À Cannes, Léonard exerce le singulier métier de thanatopracteur. Il accepte d'embaumer le cadavre d'une petite fille que sa mère a l'intention d'exposer dans sa chapelle privée. Mais il se rend vite compte que la petite a été victime de sévices.
Intrigué autant que séduit par cette mère inquiétante et déséquilibrée, il se lance dans une enquête qui le mènera de l'incompréhension à l'horreur.
Un thriller, normalement, ça fait un peu peur. Léonard, le héros, est thanatopracteur. Empailleur, embaumeur, quoi. Gaëlle, sa copine, étudiante en médecine. Greg, le copain de toujours de Léonard, est play-boy et il sort avec Aïcha, la copine de Gaëlle, bonniche chez des gens de la haute : les Andrieu. Ça fait un peu Club des 5 à 3, en version adultes. D'ailleurs, les voilà embarqués dans une aventure chez les Andrieu, justement. Oh là là ! Ça tue à tout va ! Même les chats. Du coup, les 3 se font passer pour des détectives privés. Quelle ruse... Léonard se tape la maîtresse de maison, se dont le fils homo se rend compte et il en cause à tout le monde.
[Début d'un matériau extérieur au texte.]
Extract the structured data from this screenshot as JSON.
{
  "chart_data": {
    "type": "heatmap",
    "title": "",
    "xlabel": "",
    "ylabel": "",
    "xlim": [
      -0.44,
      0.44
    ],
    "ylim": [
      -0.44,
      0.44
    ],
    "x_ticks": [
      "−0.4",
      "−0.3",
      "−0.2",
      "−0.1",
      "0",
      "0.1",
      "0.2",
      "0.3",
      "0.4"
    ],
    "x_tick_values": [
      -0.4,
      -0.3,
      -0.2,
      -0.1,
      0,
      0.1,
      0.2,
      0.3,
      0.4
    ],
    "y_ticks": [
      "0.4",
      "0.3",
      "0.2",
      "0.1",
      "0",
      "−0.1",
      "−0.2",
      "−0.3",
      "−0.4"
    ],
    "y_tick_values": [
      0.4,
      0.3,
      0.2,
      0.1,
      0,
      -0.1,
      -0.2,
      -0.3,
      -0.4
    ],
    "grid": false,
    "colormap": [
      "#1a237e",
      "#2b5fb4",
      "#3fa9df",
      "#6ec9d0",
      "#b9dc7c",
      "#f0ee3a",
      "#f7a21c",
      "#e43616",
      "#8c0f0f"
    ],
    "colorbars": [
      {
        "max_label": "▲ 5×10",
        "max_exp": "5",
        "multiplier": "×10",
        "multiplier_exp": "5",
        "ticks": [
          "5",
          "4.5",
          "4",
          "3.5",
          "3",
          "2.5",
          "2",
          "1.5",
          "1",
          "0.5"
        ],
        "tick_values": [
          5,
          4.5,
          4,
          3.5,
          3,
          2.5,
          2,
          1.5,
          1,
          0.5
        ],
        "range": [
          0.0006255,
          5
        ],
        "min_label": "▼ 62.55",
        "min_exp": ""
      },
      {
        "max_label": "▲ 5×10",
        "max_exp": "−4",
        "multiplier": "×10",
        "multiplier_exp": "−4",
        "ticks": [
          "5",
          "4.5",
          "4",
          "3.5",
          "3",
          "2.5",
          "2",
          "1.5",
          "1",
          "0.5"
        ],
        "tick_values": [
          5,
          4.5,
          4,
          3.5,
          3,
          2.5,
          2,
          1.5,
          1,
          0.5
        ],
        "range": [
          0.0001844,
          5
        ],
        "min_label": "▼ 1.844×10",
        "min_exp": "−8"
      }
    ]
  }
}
Et du monde, il y en a : le jardinier (vicieux), le curé (exorciste), le docteur (louche), la belle-mère (autoritaire), les voisins (cocus), le mari (riche), le grand-père (mort à la guerre) et les enfants (mal élevés). Ça tue, donc, et on se demande bien qui dans tout ce beau monde est coupable... Ils ont tous un motif, bien sûr. On saura à la fin, mais chut : c'est celui auquel on pense le moins, toujours là mais jamais là. Quel suspens !
Un bon divertissement tout de même, à condition de prendre ça pour une parodie de sitcom. Mais plutôt bien écrite. Cela dit, un thriller, normalement, ça fait un peu peur.